Ele, concentrado – continuou a ler o tal livro. Talvez tenha erguido de leve a sobrancelha. Mas não ergueu sequer o olhar. Permaneceu de pé. Agora junto ao ventinho da janela. Mas com toda a elegância já definida desde a chegada.

 

Alguém gritou. Em alto e explícito som. Uma barata. Entrou voando pela janela. Está ali. No cachecol dele.

 

De repente tudo voava. Não só a infeliz invasora.

 

O livro voou longe. Despaginado. Quase fraturado. Aberto. Exposto. Desencapado. Uma tristeza.

 

O cachecol foi arrancado às pressas para fora do pescoço.

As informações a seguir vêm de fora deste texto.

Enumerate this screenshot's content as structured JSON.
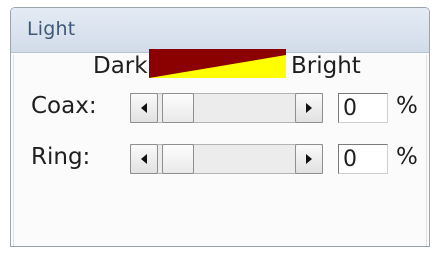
{
  "panel": {
    "title": "Light"
  },
  "brightness": {
    "dark_label": "Dark",
    "bright_label": "Bright",
    "gradient_dark_color": "#8b0000",
    "gradient_bright_color": "#ffff00"
  },
  "controls": [
    {
      "label": "Coax:",
      "value": "0",
      "unit": "%",
      "slider_fraction": 0,
      "left_icon": "arrow-left-icon",
      "right_icon": "arrow-right-icon"
    },
    {
      "label": "Ring:",
      "value": "0",
      "unit": "%",
      "slider_fraction": 0,
      "left_icon": "arrow-left-icon",
      "right_icon": "arrow-right-icon"
    }
  ]
}
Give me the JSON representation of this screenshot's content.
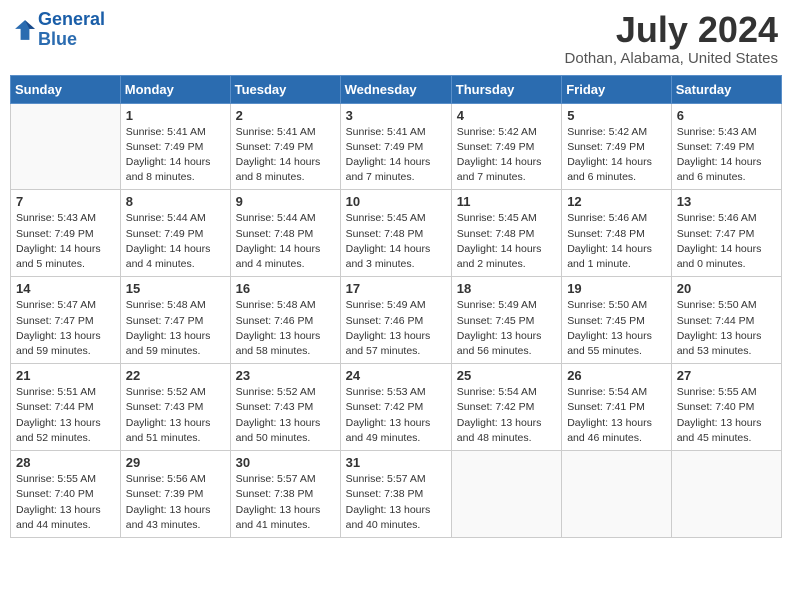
{
  "logo": {
    "text_general": "General",
    "text_blue": "Blue"
  },
  "title": "July 2024",
  "subtitle": "Dothan, Alabama, United States",
  "headers": [
    "Sunday",
    "Monday",
    "Tuesday",
    "Wednesday",
    "Thursday",
    "Friday",
    "Saturday"
  ],
  "weeks": [
    [
      {
        "day": "",
        "info": ""
      },
      {
        "day": "1",
        "info": "Sunrise: 5:41 AM\nSunset: 7:49 PM\nDaylight: 14 hours\nand 8 minutes."
      },
      {
        "day": "2",
        "info": "Sunrise: 5:41 AM\nSunset: 7:49 PM\nDaylight: 14 hours\nand 8 minutes."
      },
      {
        "day": "3",
        "info": "Sunrise: 5:41 AM\nSunset: 7:49 PM\nDaylight: 14 hours\nand 7 minutes."
      },
      {
        "day": "4",
        "info": "Sunrise: 5:42 AM\nSunset: 7:49 PM\nDaylight: 14 hours\nand 7 minutes."
      },
      {
        "day": "5",
        "info": "Sunrise: 5:42 AM\nSunset: 7:49 PM\nDaylight: 14 hours\nand 6 minutes."
      },
      {
        "day": "6",
        "info": "Sunrise: 5:43 AM\nSunset: 7:49 PM\nDaylight: 14 hours\nand 6 minutes."
      }
    ],
    [
      {
        "day": "7",
        "info": "Sunrise: 5:43 AM\nSunset: 7:49 PM\nDaylight: 14 hours\nand 5 minutes."
      },
      {
        "day": "8",
        "info": "Sunrise: 5:44 AM\nSunset: 7:49 PM\nDaylight: 14 hours\nand 4 minutes."
      },
      {
        "day": "9",
        "info": "Sunrise: 5:44 AM\nSunset: 7:48 PM\nDaylight: 14 hours\nand 4 minutes."
      },
      {
        "day": "10",
        "info": "Sunrise: 5:45 AM\nSunset: 7:48 PM\nDaylight: 14 hours\nand 3 minutes."
      },
      {
        "day": "11",
        "info": "Sunrise: 5:45 AM\nSunset: 7:48 PM\nDaylight: 14 hours\nand 2 minutes."
      },
      {
        "day": "12",
        "info": "Sunrise: 5:46 AM\nSunset: 7:48 PM\nDaylight: 14 hours\nand 1 minute."
      },
      {
        "day": "13",
        "info": "Sunrise: 5:46 AM\nSunset: 7:47 PM\nDaylight: 14 hours\nand 0 minutes."
      }
    ],
    [
      {
        "day": "14",
        "info": "Sunrise: 5:47 AM\nSunset: 7:47 PM\nDaylight: 13 hours\nand 59 minutes."
      },
      {
        "day": "15",
        "info": "Sunrise: 5:48 AM\nSunset: 7:47 PM\nDaylight: 13 hours\nand 59 minutes."
      },
      {
        "day": "16",
        "info": "Sunrise: 5:48 AM\nSunset: 7:46 PM\nDaylight: 13 hours\nand 58 minutes."
      },
      {
        "day": "17",
        "info": "Sunrise: 5:49 AM\nSunset: 7:46 PM\nDaylight: 13 hours\nand 57 minutes."
      },
      {
        "day": "18",
        "info": "Sunrise: 5:49 AM\nSunset: 7:45 PM\nDaylight: 13 hours\nand 56 minutes."
      },
      {
        "day": "19",
        "info": "Sunrise: 5:50 AM\nSunset: 7:45 PM\nDaylight: 13 hours\nand 55 minutes."
      },
      {
        "day": "20",
        "info": "Sunrise: 5:50 AM\nSunset: 7:44 PM\nDaylight: 13 hours\nand 53 minutes."
      }
    ],
    [
      {
        "day": "21",
        "info": "Sunrise: 5:51 AM\nSunset: 7:44 PM\nDaylight: 13 hours\nand 52 minutes."
      },
      {
        "day": "22",
        "info": "Sunrise: 5:52 AM\nSunset: 7:43 PM\nDaylight: 13 hours\nand 51 minutes."
      },
      {
        "day": "23",
        "info": "Sunrise: 5:52 AM\nSunset: 7:43 PM\nDaylight: 13 hours\nand 50 minutes."
      },
      {
        "day": "24",
        "info": "Sunrise: 5:53 AM\nSunset: 7:42 PM\nDaylight: 13 hours\nand 49 minutes."
      },
      {
        "day": "25",
        "info": "Sunrise: 5:54 AM\nSunset: 7:42 PM\nDaylight: 13 hours\nand 48 minutes."
      },
      {
        "day": "26",
        "info": "Sunrise: 5:54 AM\nSunset: 7:41 PM\nDaylight: 13 hours\nand 46 minutes."
      },
      {
        "day": "27",
        "info": "Sunrise: 5:55 AM\nSunset: 7:40 PM\nDaylight: 13 hours\nand 45 minutes."
      }
    ],
    [
      {
        "day": "28",
        "info": "Sunrise: 5:55 AM\nSunset: 7:40 PM\nDaylight: 13 hours\nand 44 minutes."
      },
      {
        "day": "29",
        "info": "Sunrise: 5:56 AM\nSunset: 7:39 PM\nDaylight: 13 hours\nand 43 minutes."
      },
      {
        "day": "30",
        "info": "Sunrise: 5:57 AM\nSunset: 7:38 PM\nDaylight: 13 hours\nand 41 minutes."
      },
      {
        "day": "31",
        "info": "Sunrise: 5:57 AM\nSunset: 7:38 PM\nDaylight: 13 hours\nand 40 minutes."
      },
      {
        "day": "",
        "info": ""
      },
      {
        "day": "",
        "info": ""
      },
      {
        "day": "",
        "info": ""
      }
    ]
  ]
}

No seu vôo sem escala prevista - se enfiou nas agulhas dançantes da mágica senhora. De onde saiu voando já mais acompanhado e foi se espatifar no chão enfiado em duas agulhas.  

 

E bem ao lado das mocinhas sussurrantes sobre amores e pudores. Que perderam os pudores – e talvez os amores – e saíram com pernas e gritos para fora de onde estavam contidas.

 

Entre gritos, vôos rasantes e acrobacias – vieram os seguranças.

 

Queriam saber onde. Quando. Quem. Esqueceram do por que. Atropelados, pelas duas mocinhas ex-sussurrantes, tentavam chegar até a senhora das agulhas.

 

Impossível.

 

O elegante e concentrado leitor agarrou um deles pelo braço e suplicou. Ao menos foi o que pareceu pelo tom de voz. Uma súplica. Dizia com voz trêmula. Matem. Matem.

 

Tem situações especificas que um simples - por que - faz falta. Tivessem perguntado o por que dos súbitos vôos e gritos – saberiam do que se travava.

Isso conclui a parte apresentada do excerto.